Clairière Urbaine propose un dialogue du corps au monumental. La sculpture se déploie en parallèle à la danse, elle délimite les espaces occupés par les danseurs, prolonge à distance les éléments supports du mouvement. Cet objet plastique reconstruit des perspectives qui se densifient en sculpture au fil des représentations.

Les danseuses se coulent dans la matérialité du support, ses reliefs, en s’intégrant à l’architecture, elles y trouvent des appuis forts qui leurs permettent d’agrandir leurs espaces d’évolution. La nature du site est si intégrée qu’elles peuvent laisser libre cours à leur désir d’espace, jouer des volumes de l’architecture, inventer des trajectoires qui la redessine.

La sculpture amplifie cette reconstruction de l’espace en laissant une trace immense au mouvement.

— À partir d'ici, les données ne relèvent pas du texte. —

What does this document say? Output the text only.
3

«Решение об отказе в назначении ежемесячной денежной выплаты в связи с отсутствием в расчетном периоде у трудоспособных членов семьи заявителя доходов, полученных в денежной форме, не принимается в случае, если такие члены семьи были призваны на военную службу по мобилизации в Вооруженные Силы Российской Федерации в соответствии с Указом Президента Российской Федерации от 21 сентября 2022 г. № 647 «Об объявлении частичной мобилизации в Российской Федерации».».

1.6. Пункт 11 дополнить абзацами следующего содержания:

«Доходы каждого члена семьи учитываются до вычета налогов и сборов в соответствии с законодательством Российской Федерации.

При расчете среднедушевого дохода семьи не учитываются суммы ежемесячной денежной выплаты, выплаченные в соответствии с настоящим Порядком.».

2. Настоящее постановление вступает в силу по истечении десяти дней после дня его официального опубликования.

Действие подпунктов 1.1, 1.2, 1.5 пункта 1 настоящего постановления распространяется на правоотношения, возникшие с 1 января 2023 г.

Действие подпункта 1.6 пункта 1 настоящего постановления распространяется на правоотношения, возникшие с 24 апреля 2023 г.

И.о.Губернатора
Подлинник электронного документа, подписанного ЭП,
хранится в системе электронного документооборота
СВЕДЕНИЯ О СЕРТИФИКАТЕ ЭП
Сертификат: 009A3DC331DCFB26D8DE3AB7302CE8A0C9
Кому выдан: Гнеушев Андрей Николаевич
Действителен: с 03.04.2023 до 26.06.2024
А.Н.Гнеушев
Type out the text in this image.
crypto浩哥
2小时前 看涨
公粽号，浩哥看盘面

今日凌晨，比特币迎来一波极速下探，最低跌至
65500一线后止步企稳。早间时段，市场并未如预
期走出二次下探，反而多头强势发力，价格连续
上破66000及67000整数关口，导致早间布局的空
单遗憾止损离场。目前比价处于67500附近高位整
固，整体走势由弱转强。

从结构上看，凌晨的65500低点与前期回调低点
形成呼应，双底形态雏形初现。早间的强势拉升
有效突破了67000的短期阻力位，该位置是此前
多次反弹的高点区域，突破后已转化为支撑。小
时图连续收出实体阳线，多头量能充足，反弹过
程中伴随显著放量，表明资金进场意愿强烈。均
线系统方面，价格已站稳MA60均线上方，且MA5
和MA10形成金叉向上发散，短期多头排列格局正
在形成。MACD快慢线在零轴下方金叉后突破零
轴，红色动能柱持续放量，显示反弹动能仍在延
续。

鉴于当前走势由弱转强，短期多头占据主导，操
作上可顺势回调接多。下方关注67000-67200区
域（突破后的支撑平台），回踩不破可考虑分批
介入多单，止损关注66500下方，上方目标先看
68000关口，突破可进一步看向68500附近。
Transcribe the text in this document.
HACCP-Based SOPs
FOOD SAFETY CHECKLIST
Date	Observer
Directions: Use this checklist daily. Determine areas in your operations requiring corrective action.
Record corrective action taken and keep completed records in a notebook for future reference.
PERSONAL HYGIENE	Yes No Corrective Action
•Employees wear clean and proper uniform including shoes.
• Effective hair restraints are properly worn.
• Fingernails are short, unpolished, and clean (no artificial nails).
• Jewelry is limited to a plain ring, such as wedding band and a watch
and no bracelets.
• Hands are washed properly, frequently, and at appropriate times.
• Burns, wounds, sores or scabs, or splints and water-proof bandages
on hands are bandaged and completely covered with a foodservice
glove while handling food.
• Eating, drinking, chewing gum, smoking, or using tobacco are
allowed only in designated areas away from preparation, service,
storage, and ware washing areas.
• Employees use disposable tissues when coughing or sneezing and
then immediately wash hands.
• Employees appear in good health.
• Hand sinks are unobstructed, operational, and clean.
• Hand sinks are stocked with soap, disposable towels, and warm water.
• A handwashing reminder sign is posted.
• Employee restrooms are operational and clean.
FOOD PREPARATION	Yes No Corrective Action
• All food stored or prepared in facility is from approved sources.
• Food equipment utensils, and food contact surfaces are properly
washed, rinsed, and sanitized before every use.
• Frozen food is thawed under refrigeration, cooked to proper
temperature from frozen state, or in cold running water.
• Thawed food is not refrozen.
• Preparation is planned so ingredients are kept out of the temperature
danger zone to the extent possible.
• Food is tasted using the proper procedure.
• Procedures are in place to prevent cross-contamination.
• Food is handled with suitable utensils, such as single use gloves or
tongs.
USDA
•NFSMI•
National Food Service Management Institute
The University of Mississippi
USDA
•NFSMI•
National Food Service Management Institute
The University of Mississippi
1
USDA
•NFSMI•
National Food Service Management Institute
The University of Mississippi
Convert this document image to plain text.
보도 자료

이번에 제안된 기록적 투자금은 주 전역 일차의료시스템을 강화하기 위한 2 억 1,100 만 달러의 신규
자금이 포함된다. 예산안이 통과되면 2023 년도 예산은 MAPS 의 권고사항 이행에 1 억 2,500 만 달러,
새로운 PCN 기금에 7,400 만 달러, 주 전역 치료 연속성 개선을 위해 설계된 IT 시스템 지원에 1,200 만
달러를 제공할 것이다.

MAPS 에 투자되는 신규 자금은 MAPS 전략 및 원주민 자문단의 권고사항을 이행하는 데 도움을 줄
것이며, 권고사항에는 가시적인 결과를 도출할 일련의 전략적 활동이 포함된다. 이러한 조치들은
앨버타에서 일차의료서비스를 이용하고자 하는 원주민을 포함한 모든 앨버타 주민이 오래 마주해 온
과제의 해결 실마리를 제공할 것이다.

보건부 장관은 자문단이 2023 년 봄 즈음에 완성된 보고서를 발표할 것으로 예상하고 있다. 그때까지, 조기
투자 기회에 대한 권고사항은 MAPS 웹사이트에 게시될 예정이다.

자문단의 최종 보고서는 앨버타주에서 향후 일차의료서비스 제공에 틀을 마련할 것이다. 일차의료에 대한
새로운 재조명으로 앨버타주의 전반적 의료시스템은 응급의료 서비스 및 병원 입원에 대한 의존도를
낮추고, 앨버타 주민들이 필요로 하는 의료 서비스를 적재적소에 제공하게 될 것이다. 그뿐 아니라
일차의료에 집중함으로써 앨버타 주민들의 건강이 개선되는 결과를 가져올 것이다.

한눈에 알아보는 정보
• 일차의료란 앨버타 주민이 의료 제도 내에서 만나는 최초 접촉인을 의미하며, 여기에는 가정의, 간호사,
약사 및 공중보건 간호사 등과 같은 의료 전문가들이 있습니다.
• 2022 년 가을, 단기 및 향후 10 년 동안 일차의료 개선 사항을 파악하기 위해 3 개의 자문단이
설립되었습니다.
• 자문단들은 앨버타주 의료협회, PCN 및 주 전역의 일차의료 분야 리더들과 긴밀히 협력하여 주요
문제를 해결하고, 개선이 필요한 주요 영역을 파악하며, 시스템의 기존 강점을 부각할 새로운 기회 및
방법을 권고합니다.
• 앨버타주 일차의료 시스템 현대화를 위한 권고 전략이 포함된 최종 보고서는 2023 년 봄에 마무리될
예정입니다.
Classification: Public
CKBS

« Qu’est ce donc que l’espace en tant qu’espace ? Réponse : l’espace espace. Espacer signifie donner du champs-libre, de l’ouverture. Dans la mesure où l’espace espace, il libère le champs-libre et avec celui offre la possibilité des alentours, du proche et du lointain, des directions et de frontières, la possibilité des distances et des grandeurs… L’espace pour espacer en tant qu’espace, requiert L’homme.

Martin Heidegger, Remarques sur art sculpture, espace.

 

Production : Grand Théâtre de Lorient/ Ville de Port-Louis/ Ville d’Hennebont (Bretagne), La cigalière de Sérignan et la ville de Bédarieux (Hérault), Théâtre de Cachan (Val-de-Marne) et l’aide à la création du Conseil Général du Val-de-Marne et du Conseil Général de l’Essonne. Avec le soutien de l’Académie Fratellini (La Plaine St-Denis, 93)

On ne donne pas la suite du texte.